Below: Just finished this excellent book (click the cover). All part of a piece to come.


We do not have much equality of condition today. Public spaces that gather people together across class, race, ethnicity, and faith are few and far between. Four decades of market-driven globalization has brought inequalities of income and wealth so pronounced that they lead us into separate ways of life. Those who are affluent and those of modest means rarely encounter one another in the course of the day. We live and work and shop and play in different places; our children go to different schools. And when the meritocratic sorting machine has done its work, those on top find it hard to resist the thought that they deserve their success and that those on the bottom deserve their place as well. This feeds a politics so poisonous and a partisanship so intense that many now regard marriage across party lines as more troubling than marrying outside the faith. It is little wonder we have lost the ability to reason together about large public questions, or even to listen to one another. Merit began its career as the empowering idea that we can, through work and faith, bend God’s grace in our favor. The secular version of this idea made for an exhilarating promise of individual freedom: Our fate is in our hands. We can make it if we try. 

But this vision of freedom points us away from the obligations of a shared democratic project. Recall the two conceptions of the common good we considered in chapter 7, the consumerist and the civic. If the common good consists simply in maximizing the welfare of consumers, then achieving an equality of condition does not matter in the end. If democracy is simply economics by other means, a matter of adding up our individual interests and preferences, then its fate does not depend on the moral bonds of citizens.
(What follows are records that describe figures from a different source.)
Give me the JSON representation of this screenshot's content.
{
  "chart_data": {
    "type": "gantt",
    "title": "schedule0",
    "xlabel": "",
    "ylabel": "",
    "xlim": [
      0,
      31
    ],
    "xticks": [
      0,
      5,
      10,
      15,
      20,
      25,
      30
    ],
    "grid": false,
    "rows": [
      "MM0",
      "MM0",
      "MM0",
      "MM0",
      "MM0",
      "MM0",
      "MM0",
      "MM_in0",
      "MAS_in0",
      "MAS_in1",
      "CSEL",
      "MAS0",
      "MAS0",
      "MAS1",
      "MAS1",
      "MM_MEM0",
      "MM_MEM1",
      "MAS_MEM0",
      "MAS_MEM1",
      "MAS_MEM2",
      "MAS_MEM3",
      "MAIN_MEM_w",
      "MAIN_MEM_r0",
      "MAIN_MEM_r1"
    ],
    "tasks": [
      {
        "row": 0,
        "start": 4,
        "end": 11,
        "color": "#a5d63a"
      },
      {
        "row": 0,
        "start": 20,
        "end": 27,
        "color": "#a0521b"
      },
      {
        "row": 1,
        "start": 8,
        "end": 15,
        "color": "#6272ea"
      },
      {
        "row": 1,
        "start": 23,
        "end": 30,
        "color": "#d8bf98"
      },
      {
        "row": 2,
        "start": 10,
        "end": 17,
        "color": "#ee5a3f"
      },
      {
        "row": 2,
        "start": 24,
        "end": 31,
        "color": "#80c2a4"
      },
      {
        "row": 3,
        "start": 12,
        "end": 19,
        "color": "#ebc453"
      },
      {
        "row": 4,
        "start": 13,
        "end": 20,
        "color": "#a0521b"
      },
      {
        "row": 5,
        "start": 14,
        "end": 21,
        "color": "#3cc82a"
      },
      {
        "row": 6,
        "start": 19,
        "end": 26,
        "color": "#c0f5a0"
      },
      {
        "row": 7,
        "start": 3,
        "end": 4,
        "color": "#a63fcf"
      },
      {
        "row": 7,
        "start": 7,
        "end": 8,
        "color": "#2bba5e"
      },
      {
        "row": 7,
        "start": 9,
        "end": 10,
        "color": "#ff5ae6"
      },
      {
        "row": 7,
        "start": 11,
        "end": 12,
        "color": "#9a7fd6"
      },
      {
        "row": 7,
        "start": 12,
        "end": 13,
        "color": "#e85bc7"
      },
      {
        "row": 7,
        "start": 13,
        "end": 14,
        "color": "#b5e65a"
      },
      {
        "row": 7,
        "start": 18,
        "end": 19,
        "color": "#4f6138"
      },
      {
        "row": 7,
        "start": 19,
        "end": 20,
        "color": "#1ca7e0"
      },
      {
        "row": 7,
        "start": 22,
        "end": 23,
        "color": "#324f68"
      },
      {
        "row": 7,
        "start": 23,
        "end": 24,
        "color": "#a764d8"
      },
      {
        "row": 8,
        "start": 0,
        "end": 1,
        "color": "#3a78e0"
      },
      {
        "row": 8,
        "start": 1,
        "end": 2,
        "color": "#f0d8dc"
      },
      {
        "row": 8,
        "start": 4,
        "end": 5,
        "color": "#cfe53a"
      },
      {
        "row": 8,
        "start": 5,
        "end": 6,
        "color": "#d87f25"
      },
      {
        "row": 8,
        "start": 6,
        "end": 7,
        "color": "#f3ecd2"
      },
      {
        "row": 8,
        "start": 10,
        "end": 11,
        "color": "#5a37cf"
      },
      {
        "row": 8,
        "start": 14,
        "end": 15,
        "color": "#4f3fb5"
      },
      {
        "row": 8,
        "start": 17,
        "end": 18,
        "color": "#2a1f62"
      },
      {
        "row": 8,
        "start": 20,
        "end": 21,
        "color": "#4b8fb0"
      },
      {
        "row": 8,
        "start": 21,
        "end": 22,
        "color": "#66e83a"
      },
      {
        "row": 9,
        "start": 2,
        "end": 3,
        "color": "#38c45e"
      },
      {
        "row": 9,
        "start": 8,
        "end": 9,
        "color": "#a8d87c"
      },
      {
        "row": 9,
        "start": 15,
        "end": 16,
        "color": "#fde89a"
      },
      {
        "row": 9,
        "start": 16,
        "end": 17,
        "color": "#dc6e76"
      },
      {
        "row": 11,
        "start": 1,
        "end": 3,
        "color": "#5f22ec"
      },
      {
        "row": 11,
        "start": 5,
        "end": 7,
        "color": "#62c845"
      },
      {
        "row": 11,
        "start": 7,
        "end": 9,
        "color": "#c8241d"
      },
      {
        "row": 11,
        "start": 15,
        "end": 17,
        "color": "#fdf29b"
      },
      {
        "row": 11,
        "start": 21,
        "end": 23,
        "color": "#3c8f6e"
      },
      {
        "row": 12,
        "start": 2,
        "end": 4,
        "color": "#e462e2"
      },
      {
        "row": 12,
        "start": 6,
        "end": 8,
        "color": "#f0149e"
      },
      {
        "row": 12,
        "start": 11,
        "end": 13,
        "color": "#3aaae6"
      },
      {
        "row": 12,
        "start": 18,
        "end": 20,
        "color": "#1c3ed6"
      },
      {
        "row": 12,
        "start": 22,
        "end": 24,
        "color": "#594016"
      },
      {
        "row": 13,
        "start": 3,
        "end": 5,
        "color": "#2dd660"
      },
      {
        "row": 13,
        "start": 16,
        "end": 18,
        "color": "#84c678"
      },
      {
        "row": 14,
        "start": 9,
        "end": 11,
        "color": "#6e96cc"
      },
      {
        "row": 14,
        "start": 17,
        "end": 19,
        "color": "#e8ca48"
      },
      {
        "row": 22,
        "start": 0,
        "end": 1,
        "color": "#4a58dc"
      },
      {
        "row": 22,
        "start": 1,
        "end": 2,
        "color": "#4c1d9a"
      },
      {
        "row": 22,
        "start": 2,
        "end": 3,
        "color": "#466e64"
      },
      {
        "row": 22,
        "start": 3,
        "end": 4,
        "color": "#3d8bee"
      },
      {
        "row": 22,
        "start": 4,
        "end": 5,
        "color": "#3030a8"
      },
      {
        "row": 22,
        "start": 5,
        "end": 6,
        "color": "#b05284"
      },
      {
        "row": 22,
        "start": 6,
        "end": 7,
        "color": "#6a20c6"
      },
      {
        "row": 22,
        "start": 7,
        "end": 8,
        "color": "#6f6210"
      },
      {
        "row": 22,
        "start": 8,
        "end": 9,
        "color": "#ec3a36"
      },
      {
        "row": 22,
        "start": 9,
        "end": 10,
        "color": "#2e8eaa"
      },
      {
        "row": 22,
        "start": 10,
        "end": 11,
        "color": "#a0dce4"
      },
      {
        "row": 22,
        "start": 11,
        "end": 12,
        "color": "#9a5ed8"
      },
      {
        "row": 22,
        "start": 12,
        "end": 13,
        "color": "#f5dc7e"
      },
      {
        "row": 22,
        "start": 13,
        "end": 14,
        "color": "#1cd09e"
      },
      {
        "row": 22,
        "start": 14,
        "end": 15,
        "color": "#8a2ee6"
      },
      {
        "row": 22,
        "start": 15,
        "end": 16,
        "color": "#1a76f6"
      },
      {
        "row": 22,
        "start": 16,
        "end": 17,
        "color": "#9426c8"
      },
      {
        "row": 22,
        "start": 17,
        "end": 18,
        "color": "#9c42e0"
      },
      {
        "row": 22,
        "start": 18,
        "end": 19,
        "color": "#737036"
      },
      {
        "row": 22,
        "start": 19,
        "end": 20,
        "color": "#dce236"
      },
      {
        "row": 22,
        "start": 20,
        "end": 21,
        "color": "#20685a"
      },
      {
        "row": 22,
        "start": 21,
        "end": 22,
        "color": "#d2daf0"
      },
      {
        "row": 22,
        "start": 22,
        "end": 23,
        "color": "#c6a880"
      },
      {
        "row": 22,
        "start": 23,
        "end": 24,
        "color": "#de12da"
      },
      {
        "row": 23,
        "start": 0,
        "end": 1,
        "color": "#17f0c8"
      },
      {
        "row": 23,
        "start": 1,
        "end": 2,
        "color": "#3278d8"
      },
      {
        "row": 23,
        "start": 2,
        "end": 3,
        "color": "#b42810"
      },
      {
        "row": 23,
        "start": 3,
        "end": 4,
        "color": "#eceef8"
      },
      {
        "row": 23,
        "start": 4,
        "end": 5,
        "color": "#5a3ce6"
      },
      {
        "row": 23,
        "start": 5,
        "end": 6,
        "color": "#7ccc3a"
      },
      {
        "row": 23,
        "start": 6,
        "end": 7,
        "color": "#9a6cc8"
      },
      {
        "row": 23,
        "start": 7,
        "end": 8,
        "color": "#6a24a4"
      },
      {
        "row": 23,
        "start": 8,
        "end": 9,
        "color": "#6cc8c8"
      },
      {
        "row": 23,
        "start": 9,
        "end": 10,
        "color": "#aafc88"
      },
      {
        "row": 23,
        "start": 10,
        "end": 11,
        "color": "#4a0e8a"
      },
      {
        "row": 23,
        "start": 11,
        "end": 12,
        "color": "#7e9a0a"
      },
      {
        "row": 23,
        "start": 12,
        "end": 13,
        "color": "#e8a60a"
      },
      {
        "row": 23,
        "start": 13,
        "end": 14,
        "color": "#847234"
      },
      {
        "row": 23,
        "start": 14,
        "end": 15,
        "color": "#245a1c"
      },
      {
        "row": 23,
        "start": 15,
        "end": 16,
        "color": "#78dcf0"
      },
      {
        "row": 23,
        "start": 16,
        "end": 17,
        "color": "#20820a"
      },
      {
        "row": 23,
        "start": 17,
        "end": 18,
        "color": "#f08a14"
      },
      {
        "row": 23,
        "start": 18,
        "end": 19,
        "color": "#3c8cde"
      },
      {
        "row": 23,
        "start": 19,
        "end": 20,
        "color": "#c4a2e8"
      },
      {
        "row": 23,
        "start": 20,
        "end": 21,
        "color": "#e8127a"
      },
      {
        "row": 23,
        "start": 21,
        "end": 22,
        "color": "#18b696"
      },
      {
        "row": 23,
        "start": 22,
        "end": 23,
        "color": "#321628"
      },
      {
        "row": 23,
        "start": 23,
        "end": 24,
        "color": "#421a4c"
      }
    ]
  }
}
A consumerist conception of democracy can do its limited work whether we share a vibrant common life or inhabit privatized enclaves in the company of our own kind. 

But if the common good can be arrived at only by deliberating with our fellow citizens about the purposes and ends worthy of our political community, then democracy cannot be indifferent to the character of the common life. It does not require perfect equality. But it does require that citizens from different walks of life encounter one another in common spaces and public places. For this is how we learn to negotiate and abide our differences. And this is how we come to care for the common good. 

The meritocratic conviction that people deserve whatever riches the market bestows on their talents makes solidarity an almost impossible project. For why do the successful owe anything to the less-advantaged members of society? The answer to this question depends on recognizing that, for all our striving, we are not self-made and self-sufficient; finding ourselves in a society that prizes our talents is our good fortune, not our due. A lively sense of the contingency of our lot can inspire a certain humility: “There, but for the grace of God, or the accident of birth, or the mystery of fate, go I.” Such humility is the beginning of the way back from the harsh ethic of success that drives us apart. It points beyond the tyranny of merit toward a less rancorous, more generous public life.

Sandel, Michael J.. The Tyranny of Merit. Farrar, Straus and Giroux. Kindle Edition. 

I can scarcely think of a better place to hide a $100 bill from Donald Trump than inside this book.

Speaking of "daze," there are, at this posting, 44 left until Nov. 3rd Election Day.